Solve y = x² - 4x - 4: Finding Values Where Function is Positive

To solve this problem, we will apply the following steps:

• Step 1: Find the roots of the given quadratic function.
• Step 2: Determine the sign of the quadratic between and beyond the roots.
• Step 3: Conclude which values of $x$ make the quadratic positive.

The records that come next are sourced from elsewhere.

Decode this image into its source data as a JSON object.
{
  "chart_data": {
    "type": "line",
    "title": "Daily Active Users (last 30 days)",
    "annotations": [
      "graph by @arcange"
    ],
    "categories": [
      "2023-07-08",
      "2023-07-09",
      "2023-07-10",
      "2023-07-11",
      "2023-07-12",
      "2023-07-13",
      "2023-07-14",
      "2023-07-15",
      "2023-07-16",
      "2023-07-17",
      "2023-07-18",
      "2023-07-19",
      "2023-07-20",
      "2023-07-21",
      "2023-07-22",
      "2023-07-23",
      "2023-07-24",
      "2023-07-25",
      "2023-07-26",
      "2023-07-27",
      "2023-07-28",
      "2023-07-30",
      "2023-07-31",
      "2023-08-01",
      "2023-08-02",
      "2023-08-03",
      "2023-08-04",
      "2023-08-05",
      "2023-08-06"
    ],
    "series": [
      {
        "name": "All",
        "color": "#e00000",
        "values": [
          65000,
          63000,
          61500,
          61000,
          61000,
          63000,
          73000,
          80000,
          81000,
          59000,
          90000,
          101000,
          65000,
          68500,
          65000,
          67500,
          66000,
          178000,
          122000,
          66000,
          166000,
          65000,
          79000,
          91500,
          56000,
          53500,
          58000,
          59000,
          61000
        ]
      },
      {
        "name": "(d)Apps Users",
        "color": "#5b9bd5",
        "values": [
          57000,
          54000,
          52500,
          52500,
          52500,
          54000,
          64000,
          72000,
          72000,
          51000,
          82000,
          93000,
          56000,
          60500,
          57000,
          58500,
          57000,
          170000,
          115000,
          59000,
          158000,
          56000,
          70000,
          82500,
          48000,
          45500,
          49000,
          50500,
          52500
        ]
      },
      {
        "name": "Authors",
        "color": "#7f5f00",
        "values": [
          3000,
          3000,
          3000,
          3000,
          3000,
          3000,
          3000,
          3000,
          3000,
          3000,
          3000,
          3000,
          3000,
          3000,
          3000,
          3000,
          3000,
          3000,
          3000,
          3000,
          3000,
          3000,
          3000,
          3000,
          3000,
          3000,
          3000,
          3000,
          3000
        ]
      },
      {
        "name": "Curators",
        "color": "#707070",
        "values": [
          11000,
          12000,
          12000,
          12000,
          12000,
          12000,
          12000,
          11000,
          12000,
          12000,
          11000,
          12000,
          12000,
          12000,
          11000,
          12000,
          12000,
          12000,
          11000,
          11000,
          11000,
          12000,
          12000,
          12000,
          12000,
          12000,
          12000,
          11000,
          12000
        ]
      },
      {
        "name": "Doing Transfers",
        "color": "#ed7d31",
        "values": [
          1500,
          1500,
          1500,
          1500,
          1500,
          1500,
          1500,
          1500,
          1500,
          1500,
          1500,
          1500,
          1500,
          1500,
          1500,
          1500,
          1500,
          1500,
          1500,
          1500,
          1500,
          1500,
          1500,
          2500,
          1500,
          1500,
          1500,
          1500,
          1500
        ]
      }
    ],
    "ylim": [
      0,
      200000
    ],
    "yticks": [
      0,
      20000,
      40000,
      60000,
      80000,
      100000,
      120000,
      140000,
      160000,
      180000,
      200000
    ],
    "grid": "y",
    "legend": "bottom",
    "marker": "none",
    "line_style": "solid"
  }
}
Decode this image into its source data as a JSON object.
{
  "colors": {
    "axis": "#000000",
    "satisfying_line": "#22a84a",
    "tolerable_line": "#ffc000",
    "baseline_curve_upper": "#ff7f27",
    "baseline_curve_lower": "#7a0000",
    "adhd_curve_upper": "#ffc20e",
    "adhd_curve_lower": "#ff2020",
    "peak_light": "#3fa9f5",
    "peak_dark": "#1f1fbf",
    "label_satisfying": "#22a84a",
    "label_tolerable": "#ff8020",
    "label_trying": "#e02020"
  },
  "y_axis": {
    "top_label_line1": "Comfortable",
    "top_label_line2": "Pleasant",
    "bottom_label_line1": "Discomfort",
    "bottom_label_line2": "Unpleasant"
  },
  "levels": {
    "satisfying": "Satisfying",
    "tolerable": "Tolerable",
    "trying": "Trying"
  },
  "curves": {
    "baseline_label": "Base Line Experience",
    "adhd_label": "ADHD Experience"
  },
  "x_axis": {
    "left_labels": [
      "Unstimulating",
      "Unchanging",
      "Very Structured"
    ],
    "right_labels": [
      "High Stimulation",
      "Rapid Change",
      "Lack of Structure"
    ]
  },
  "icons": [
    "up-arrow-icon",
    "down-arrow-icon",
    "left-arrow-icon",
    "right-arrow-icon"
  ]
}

Let's start with Step 1: Find the roots of the function $y = x^2 - 4x - 4$.
We use the quadratic formula: $x = \frac{-b \pm \sqrt{b^2 - 4ac}}{2a}$

Substituting $a = 1, b = -4, c = -4$, we get:
$\Delta = b^2 - 4ac = (-4)^2 - 4(1)(-4) = 16 + 16 = 32$

Thus, the roots are:
$x = \frac{-(-4) \pm \sqrt{32}}{2(1)} = \frac{4 \pm \sqrt{32}}{2}$

Simplifying further gives us $\sqrt{32} = 4\sqrt{2}$, so:
$x = \frac{4 \pm 4\sqrt{2}}{2} = 2 \pm 2\sqrt{2}$

The roots are $x = 2 + 2\sqrt{2}$ and $x = 2 - 2\sqrt{2}$.

Step 2: Determine the sign of the quadratic.
Since the parabola opens upward (coefficient of $x^2$ is positive), it is below the x-axis between the roots and above the x-axis outside the roots.

Step 3: Conclude values for which $f(x) > 0$.
$f(x) > 0$ for $x < 2 - 2\sqrt{2}$ or $x > 2 + 2\sqrt{2}$.

Finally, the solution to the problem is: $x > 2 + 2\sqrt{2}$ or $x < 2 - 2\sqrt{2}$.